Beth von Staats reviews my book on her blog:
What's different about this review is that Beth comes from a historical fiction community that has Anne Boleyn as its heroine. If you are interested in Tudor dynastic history, you know that Anne Boleyn is a crucial figure. She can also be a controversial figure: either the heroine of the era or the terrible villainess of English history--as Hilary Mantel (and others have said something similar) wrote in The Guardian in 2012, "Anne Boleyn is one of the most controversial women in English history; we argue over her, we pity and admire and revile her, we reinvent her in every generation.

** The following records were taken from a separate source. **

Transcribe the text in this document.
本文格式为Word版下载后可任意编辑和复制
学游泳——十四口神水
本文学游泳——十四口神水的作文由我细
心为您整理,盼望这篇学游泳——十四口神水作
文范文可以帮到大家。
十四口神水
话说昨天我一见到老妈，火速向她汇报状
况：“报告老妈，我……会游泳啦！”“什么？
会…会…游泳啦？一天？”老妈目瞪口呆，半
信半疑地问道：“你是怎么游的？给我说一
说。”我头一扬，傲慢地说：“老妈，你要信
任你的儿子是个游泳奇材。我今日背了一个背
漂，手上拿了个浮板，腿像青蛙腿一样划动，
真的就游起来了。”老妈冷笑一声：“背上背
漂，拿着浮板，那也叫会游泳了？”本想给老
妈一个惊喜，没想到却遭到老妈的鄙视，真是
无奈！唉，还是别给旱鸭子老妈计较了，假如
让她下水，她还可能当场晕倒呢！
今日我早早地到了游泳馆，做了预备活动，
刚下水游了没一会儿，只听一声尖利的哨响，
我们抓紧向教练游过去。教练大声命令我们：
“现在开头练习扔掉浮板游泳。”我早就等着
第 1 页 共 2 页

She takes on the colour of our fantasies and is shaped by our preoccupations: witch, bitch, feminist, sexual temptress, cold opportunist." In summary: Anne Boleyn fascinates many for many reasons--and of them has been her reputation as a reformer, with evangelical (Lutheran) sympathies.
One might expect that my book, with its focus on what Catholics suffered during and after the English Reformation, could be seen as an attack on Anne Boleyn or even an attack on English Protestantism as it developed. But I think throughout Supremacy and Survival, I practiced charity toward all the historical personages, not ever attacking their persons--sometimes weighing their actions in a balance of justice and pointing out general inconsistencies--but never naming anyone a villain or villainess. My thesis about the English Reformation has been tested, based as it is on the work of great scholars like Eamon Duffy, Christopher Haigh, et al--and when I read Alister McGrath's Christianity's Dangerous Idea: The Protestant Revolution (San Francisco: Harper One, 2007), I was more assured I had it right. That's why I appreciate this review so much: it is not only fair to my thesis, but argues for readers to be open to my argument--and to some of its implications.